Adopted by the CEACR in 2019

C140 - Direct Request (CEACR) - adopted 2019, published 109th ILC session (2021)

Articles 2–6 of the Convention. Granting paid educational leave. The Committee notes the Government’s indication that the draft Labour Bill provides for paid educational leave as one of the areas to be included in the scope of collective bargaining. The Government indicates that consultations on the formulation of a national policy for the promotion of paid educational leave will be initiated upon the conclusion of the labour law reform process. The Committee requests the Government to provide a copy of the new law once it has been adopted. It further requests the Government to include detailed information on the tripartite consultations held in relation to the development and coordination of the national policy and the outcome of such consultation.
Article 7. Financial arrangements. In response to the Committee’s previous comments, the Government indicates that, at the moment, it does not have the capacity to administer a national fund for paid educational leave. It is nevertheless envisaged that, following the promulgation of the new Labour Bill, the respective bargaining councils (National Employment Councils) will establish sector-specific funding mechanisms for paid educational leave. The Committee recalls that employers, collectively or individually, public authorities and educational or training institutions or bodies, and employers’ and workers’ organizations, may be expected to contribute to the financing of arrangements for paid educational leave according to their respective responsibilities (Paid Educational Leave Recommendation, 1974 (No. 148), Paragraph 12). The Committee therefore requests the Government to provide information in its next report on the progress achieved in relation to measures taken under the national policy to finance arrangements for paid educational leave.

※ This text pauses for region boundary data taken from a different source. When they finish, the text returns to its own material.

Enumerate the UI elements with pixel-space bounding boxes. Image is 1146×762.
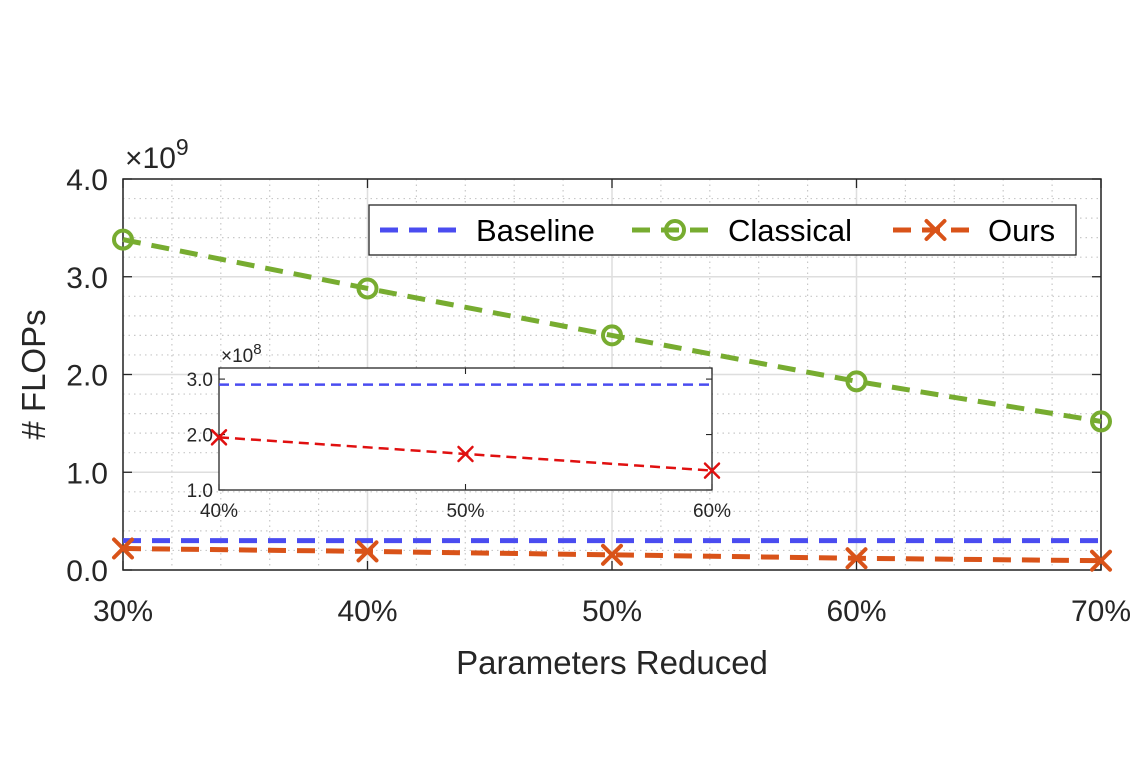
classical-marker [112, 228, 134, 251]
y-exponent: 9 [176, 134, 189, 160]
y-tick-label: 4.0 [66, 164, 108, 197]
y-tick-label: 0.0 [66, 555, 108, 588]
legend-marker-ours [924, 219, 947, 241]
inset-y-tick-label: 3.0 [187, 370, 213, 391]
y-tick-label: 1.0 [66, 457, 108, 490]
ours-marker [112, 537, 134, 560]
classical-marker [1090, 410, 1112, 433]
inset-x-tick-label: 60% [693, 501, 731, 522]
x-axis-label: Parameters Reduced [456, 644, 768, 681]
classical-marker [845, 370, 868, 393]
y-axis-label: # FLOPs [15, 309, 52, 439]
classical-marker [356, 277, 379, 300]
ours-marker [356, 540, 379, 563]
inset-y-multiplier: ×10 [221, 346, 253, 367]
ours-marker [845, 547, 868, 570]
inset-y-exponent: 8 [253, 341, 261, 358]
ours-marker [1090, 549, 1112, 572]
inset-marker-1 [210, 429, 228, 446]
inset-axes-box [218, 367, 713, 491]
legend-marker-classical [664, 219, 686, 241]
inset-y-tick-label: 2.0 [187, 426, 213, 447]
y-tick-label: 3.0 [66, 262, 108, 295]
x-tick-label: 60% [826, 595, 886, 628]
legend-label-baseline: Baseline [476, 213, 595, 248]
classical-marker [601, 324, 623, 347]
inset-y-exponent-label: ×108 [221, 341, 262, 367]
inset-marker-1 [457, 445, 474, 463]
inset-x-tick-label: 40% [200, 501, 238, 522]
x-tick-label: 70% [1071, 595, 1131, 628]
y-exponent-label: ×109 [125, 134, 189, 175]
y-multiplier: ×10 [125, 142, 176, 175]
x-tick-label: 30% [93, 595, 153, 628]
ours-marker [601, 543, 623, 566]
x-tick-label: 40% [337, 595, 397, 628]
legend-label-classical: Classical [728, 213, 852, 248]
series-line-classical [122, 237, 1102, 424]
y-tick-label: 2.0 [66, 360, 108, 393]
series-line-ours [122, 545, 1102, 564]
legend-label-ours: Ours [988, 213, 1055, 248]
inset-y-tick-label: 1.0 [187, 481, 213, 502]
x-tick-label: 50% [582, 595, 642, 628]
inset-x-tick-label: 50% [446, 501, 484, 522]
inset-marker-1 [703, 462, 721, 479]
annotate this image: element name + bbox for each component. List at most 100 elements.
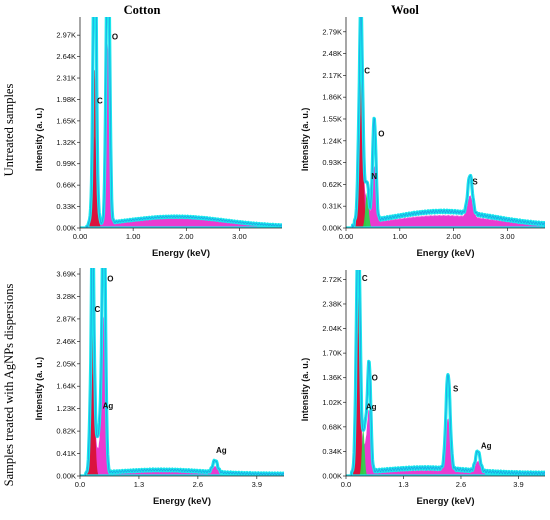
y-tick-label: 0.33K xyxy=(56,202,76,211)
y-tick-label: 0.62K xyxy=(322,180,342,189)
y-tick-label: 2.72K xyxy=(322,275,342,284)
red-spectrum xyxy=(80,295,284,476)
y-axis-label: Intensity (a. u.) xyxy=(34,108,44,172)
y-tick-label: 2.38K xyxy=(322,299,342,308)
y-tick-label: 2.87K xyxy=(56,314,76,323)
y-tick-label: 0.41K xyxy=(56,449,76,458)
y-tick-label: 0.34K xyxy=(322,447,342,456)
x-tick-label: 0.00 xyxy=(339,232,354,241)
y-tick-label: 0.99K xyxy=(56,159,76,168)
peak-label-s: S xyxy=(472,177,478,186)
y-axis-label: Intensity (a. u.) xyxy=(300,108,310,172)
spectrum-outline xyxy=(80,17,282,228)
y-axis-label: Intensity (a. u.) xyxy=(34,357,44,421)
x-tick-label: 3.00 xyxy=(500,232,515,241)
plot-area xyxy=(346,270,545,476)
cyan-spectrum xyxy=(346,17,545,228)
y-tick-label: 0.00K xyxy=(322,472,342,481)
y-tick-label: 0.93K xyxy=(322,158,342,167)
row-header-untreated: Untreated samples xyxy=(2,84,16,177)
y-tick-label: 2.64K xyxy=(56,52,76,61)
y-tick-label: 1.70K xyxy=(322,349,342,358)
peak-label-s: S xyxy=(453,384,459,393)
y-tick-label: 0.66K xyxy=(56,181,76,190)
peak-label-c: C xyxy=(95,305,101,314)
peak-label-o: O xyxy=(372,374,378,383)
peak-label-ag: Ag xyxy=(481,442,492,451)
plot-area xyxy=(80,268,284,476)
x-tick-label: 0.00 xyxy=(73,232,88,241)
spectrum-outline xyxy=(346,17,545,228)
y-tick-label: 2.79K xyxy=(322,27,342,36)
y-tick-label: 0.00K xyxy=(56,224,76,233)
x-tick-label: 2.6 xyxy=(456,480,466,489)
peak-label-o: O xyxy=(112,33,118,42)
panel-cotton-treated: 0.00K 0.41K 0.82K 1.23K 1.64K 2.05K 2.46K 2.87K… xyxy=(34,268,284,507)
x-axis-label: Energy (keV) xyxy=(416,248,474,259)
x-tick-label: 3.9 xyxy=(513,480,523,489)
peak-label-ag: Ag xyxy=(103,402,114,411)
y-tick-label: 2.97K xyxy=(56,31,76,40)
y-axis-label: Intensity (a. u.) xyxy=(300,358,310,422)
plot-area xyxy=(80,17,282,228)
y-tick-label: 3.69K xyxy=(56,270,76,279)
peak-label-c: C xyxy=(97,96,103,105)
column-header-cotton: Cotton xyxy=(124,3,161,17)
row-header-treated: Samples treated with AgNPs dispersions xyxy=(2,283,16,486)
x-tick-label: 1.00 xyxy=(392,232,407,241)
y-tick-label: 2.46K xyxy=(56,337,76,346)
spectrum-outline xyxy=(80,268,284,476)
x-axis-label: Energy (keV) xyxy=(153,496,211,507)
y-tick-label: 1.55K xyxy=(322,114,342,123)
peak-label-o: O xyxy=(378,130,384,139)
peak-label-ag: Ag xyxy=(366,403,377,412)
peak-label-c: C xyxy=(364,66,370,75)
x-axis-label: Energy (keV) xyxy=(152,248,210,259)
x-tick-label: 1.3 xyxy=(134,480,144,489)
column-header-wool: Wool xyxy=(391,3,419,17)
y-tick-label: 2.48K xyxy=(322,49,342,58)
y-tick-label: 2.05K xyxy=(56,359,76,368)
x-tick-label: 1.3 xyxy=(398,480,408,489)
plot-area xyxy=(346,17,545,228)
y-tick-label: 0.00K xyxy=(322,224,342,233)
x-tick-label: 3.9 xyxy=(252,480,262,489)
x-tick-label: 0.0 xyxy=(341,480,351,489)
x-tick-label: 0.0 xyxy=(75,480,85,489)
magenta-spectrum xyxy=(80,316,284,476)
x-tick-label: 2.00 xyxy=(446,232,461,241)
y-tick-label: 0.68K xyxy=(322,422,342,431)
y-tick-label: 0.82K xyxy=(56,427,76,436)
y-tick-label: 0.31K xyxy=(322,202,342,211)
green-spectrum-0 xyxy=(346,429,545,476)
panel-wool-untreated: 0.00K 0.31K 0.62K 0.93K 1.24K 1.55K 1.86K 2.17K… xyxy=(300,17,545,259)
y-tick-label: 1.36K xyxy=(322,373,342,382)
y-tick-label: 3.28K xyxy=(56,292,76,301)
peak-label-n: N xyxy=(371,172,377,181)
x-tick-label: 1.00 xyxy=(126,232,141,241)
x-tick-label: 2.6 xyxy=(193,480,203,489)
spectrum-outline xyxy=(346,270,545,476)
y-tick-label: 2.04K xyxy=(322,324,342,333)
x-tick-label: 2.00 xyxy=(179,232,194,241)
y-tick-label: 0.00K xyxy=(56,472,76,481)
x-tick-label: 3.00 xyxy=(232,232,247,241)
peak-label-c: C xyxy=(362,274,368,283)
y-tick-label: 1.24K xyxy=(322,136,342,145)
y-tick-label: 1.98K xyxy=(56,95,76,104)
y-tick-label: 2.17K xyxy=(322,71,342,80)
panel-cotton-untreated: 0.00K 0.33K 0.66K 0.99K 1.32K 1.65K 1.98K 2.31K… xyxy=(34,17,282,259)
y-tick-label: 1.02K xyxy=(322,398,342,407)
y-tick-label: 1.23K xyxy=(56,404,76,413)
x-axis-label: Energy (keV) xyxy=(416,496,474,507)
peak-label-o: O xyxy=(107,275,113,284)
peak-label-ag: Ag xyxy=(216,446,227,455)
y-tick-label: 1.64K xyxy=(56,382,76,391)
y-tick-label: 1.65K xyxy=(56,116,76,125)
y-tick-label: 1.32K xyxy=(56,138,76,147)
green-spectrum-0 xyxy=(346,192,545,228)
panel-wool-treated: 0.00K 0.34K 0.68K 1.02K 1.36K 1.70K 2.04K 2.38K… xyxy=(300,270,545,507)
y-tick-label: 2.31K xyxy=(56,74,76,83)
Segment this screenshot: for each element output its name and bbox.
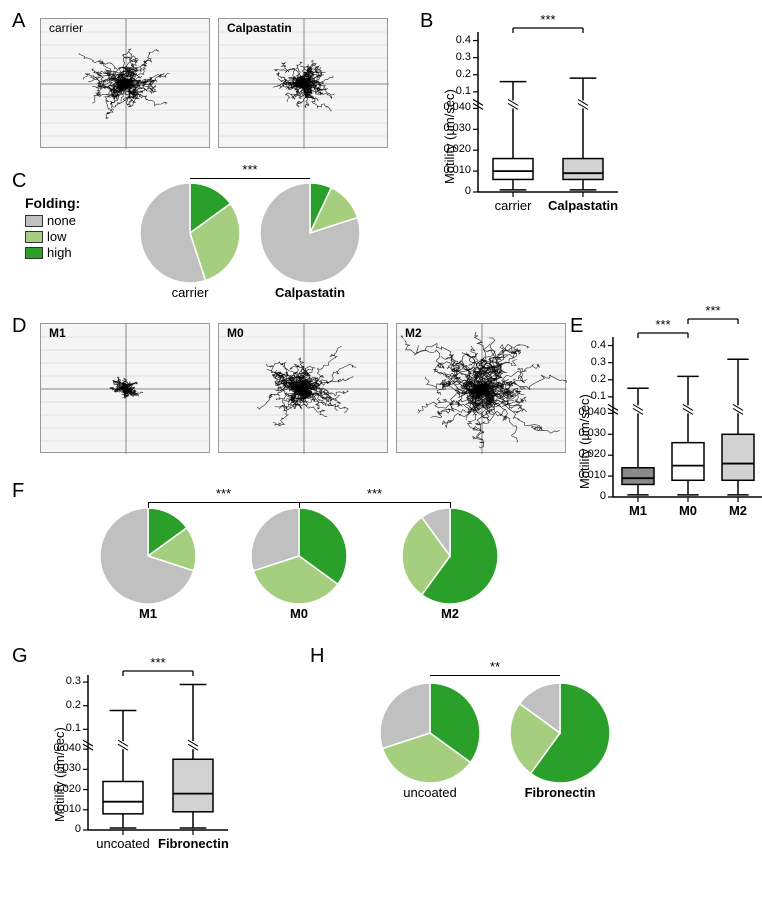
xcat-label: uncoated	[88, 836, 158, 851]
pie-chart	[140, 183, 240, 283]
significance-label: ***	[693, 303, 733, 318]
sig-bar	[148, 502, 299, 503]
yaxis-label: Motility (µm/sec)	[442, 89, 457, 184]
legend-swatch	[25, 247, 43, 259]
track-plot-title: M1	[47, 326, 68, 340]
pie-chart	[260, 183, 360, 283]
track-plot: carrier	[40, 18, 210, 148]
significance-label: ***	[230, 162, 270, 177]
sig-tick	[148, 502, 149, 508]
panel-label-A: A	[12, 10, 25, 33]
yaxis-label: Motility (µm/sec)	[577, 394, 592, 489]
pie-chart	[402, 508, 498, 604]
track-plot: M2	[396, 323, 566, 453]
ytick-label: 0.3	[40, 675, 81, 687]
legend-swatch	[25, 215, 43, 227]
panel-label-G: G	[12, 645, 28, 668]
boxplot: 00.0100.0200.0300.0400.10.20.30.4carrier…	[430, 10, 618, 214]
sig-bar	[299, 502, 450, 503]
sig-bar	[430, 675, 560, 676]
boxplot: 00.0100.0200.0300.0400.10.20.30.4M1M0M2*…	[565, 315, 762, 519]
sig-tick	[299, 502, 300, 508]
significance-label: ***	[528, 12, 568, 27]
track-plot-title: Calpastatin	[225, 21, 294, 35]
xcat-label: carrier	[478, 198, 548, 213]
xcat-label: M2	[713, 503, 762, 518]
xcat-label: Fibronectin	[158, 836, 228, 851]
boxplot: 00.0100.0200.0300.0400.10.20.3uncoatedFi…	[40, 653, 228, 852]
ytick-label: 0.2	[565, 373, 606, 385]
panel-label-D: D	[12, 315, 26, 338]
legend-label: none	[47, 213, 76, 228]
legend-item-none: none	[25, 213, 80, 228]
pie-chart	[251, 508, 347, 604]
track-plot: M0	[218, 323, 388, 453]
pie-label: M1	[100, 606, 196, 621]
significance-label: ***	[643, 317, 683, 332]
legend-title: Folding:	[25, 195, 80, 211]
ytick-label: 0.4	[565, 339, 606, 351]
track-plot-title: M2	[403, 326, 424, 340]
track-plot: M1	[40, 323, 210, 453]
track-plot-title: carrier	[47, 21, 85, 35]
significance-label: ***	[204, 486, 244, 501]
legend-item-low: low	[25, 229, 80, 244]
pie-label: M0	[251, 606, 347, 621]
ytick-label: 0.2	[430, 68, 471, 80]
track-plot-title: M0	[225, 326, 246, 340]
xcat-label: M1	[613, 503, 663, 518]
pie-label: carrier	[140, 285, 240, 300]
legend-swatch	[25, 231, 43, 243]
pie-label: Calpastatin	[260, 285, 360, 300]
ytick-label: 0.2	[40, 699, 81, 711]
ytick-label: 0.3	[430, 51, 471, 63]
significance-label: ***	[138, 655, 178, 670]
track-plot: Calpastatin	[218, 18, 388, 148]
ytick-label: 0.3	[565, 356, 606, 368]
sig-tick	[450, 502, 451, 508]
pie-label: Fibronectin	[510, 785, 610, 800]
pie-chart	[100, 508, 196, 604]
ytick-label: 0.4	[430, 34, 471, 46]
ytick-label: 0	[565, 490, 606, 502]
pie-chart	[380, 683, 480, 783]
ytick-label: 0	[430, 185, 471, 197]
pie-chart	[510, 683, 610, 783]
panel-label-H: H	[310, 645, 324, 668]
significance-label: ***	[355, 486, 395, 501]
significance-label: **	[475, 659, 515, 674]
pie-label: M2	[402, 606, 498, 621]
legend-label: low	[47, 229, 67, 244]
sig-bar	[190, 178, 310, 179]
folding-legend: Folding: nonelowhigh	[25, 195, 80, 261]
yaxis-label: Motility (µm/sec)	[52, 727, 67, 822]
legend-item-high: high	[25, 245, 80, 260]
scientific-figure: AcarrierCalpastatinB00.0100.0200.0300.04…	[10, 10, 752, 910]
panel-label-C: C	[12, 170, 26, 193]
pie-label: uncoated	[380, 785, 480, 800]
panel-label-F: F	[12, 480, 24, 503]
legend-label: high	[47, 245, 72, 260]
ytick-label: 0	[40, 823, 81, 835]
xcat-label: M0	[663, 503, 713, 518]
xcat-label: Calpastatin	[548, 198, 618, 213]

Article 8. Discrimination. The Government indicates that, following the labour law reform, the respective National Employment Councils will be tasked with developing measures in their collective bargaining agreements to guarantee equal access to paid educational leave regardless of gender. The Committee requests the Government to provide information on the measures adopted within the national policy and within the context of the labour law reform to ensure that all workers, without discrimination, have equal access to paid educational leave.